I can see no way out of this situation. But I ought to reappear in college for the next vote. I quail at the thought, and am deeply depressed
at my confinement here continuing without limit. I have decided to try to mend bridges with X, and have invited him to dinner with me here tomorrow. Perhaps if I offer true remorse we can resume some sort of friendly relations.
Peter read through this effusion twice, and then sat thinking for a considerable while. It was evidently important to know who X was. And rather odd, now he came to think of it, for a man making effectively a note to post-mortem investigators to refer to a colleague as X. What good was this note if it concealed the name of one of the main players?
Peter read it through again, and then went to find Bunter in the shrubbery.
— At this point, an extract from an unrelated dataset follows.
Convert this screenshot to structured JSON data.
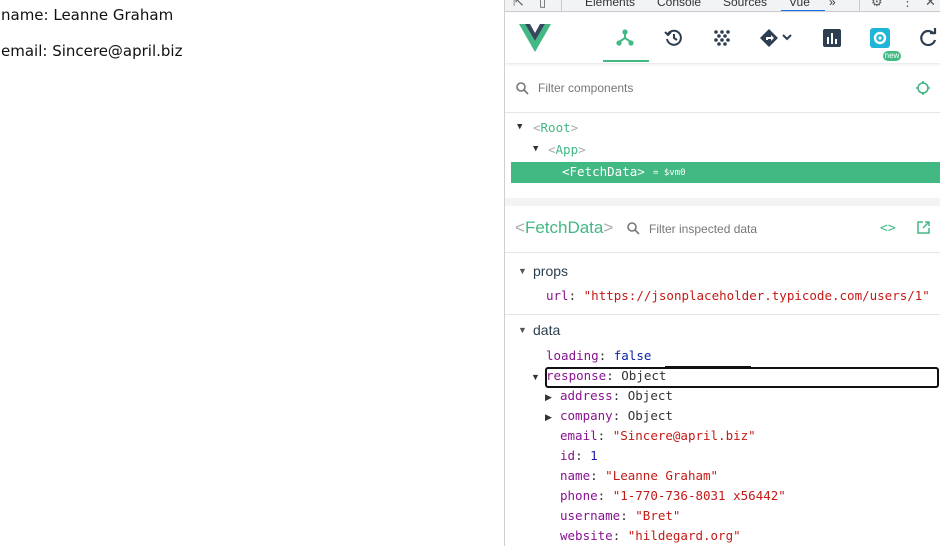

The two of them walked down the road to the pub, to join Harriet and Miss Manciple. Those two had found themselves to be both daughters of country doctors, and were happily comparing notes about their adored and high-minded fathers.
Although it was nearly two o’clock Peter and Bunter were allowed to order ploughman’s lunches, so duty had not really come at the price of nutrition. Peter was preoccupied, and Harriet, supposing that he didn’t want to discuss what he had read with Miss Manciple present, held her peace, and a desultory conversation took place, partly between Bunter and Miss Manciple, on the question of the exact nature of an authentic ploughman’s lunch: was it bread and cheese and onions? Was it denatured by the inclusion of slices of ham? This diverted their thoughts from the hapless Warden and his situation.
Peter asked the publican about the authenticity of his ploughman’s, and was told that the lunches were as authentic as the ploughmen who ordered them. For that retort he got a generous tip when they left.
Peter parked the car at the top end of St Giles, within a few yards of the Radcliffe Infirmary, and handed over to Bunter to take the two women back to college, though Harriet elected to walk.
When Peter showed up at the Warden’s bedside he found the man ashen white, and semi-conscious. A nurse hovered at the bedside. ‘He is much better,’ she told Peter. ‘Out of danger. But we have given him heavy painkillers to help him through the next few hours. I am told that when he can be interviewed the police must talk to him first.’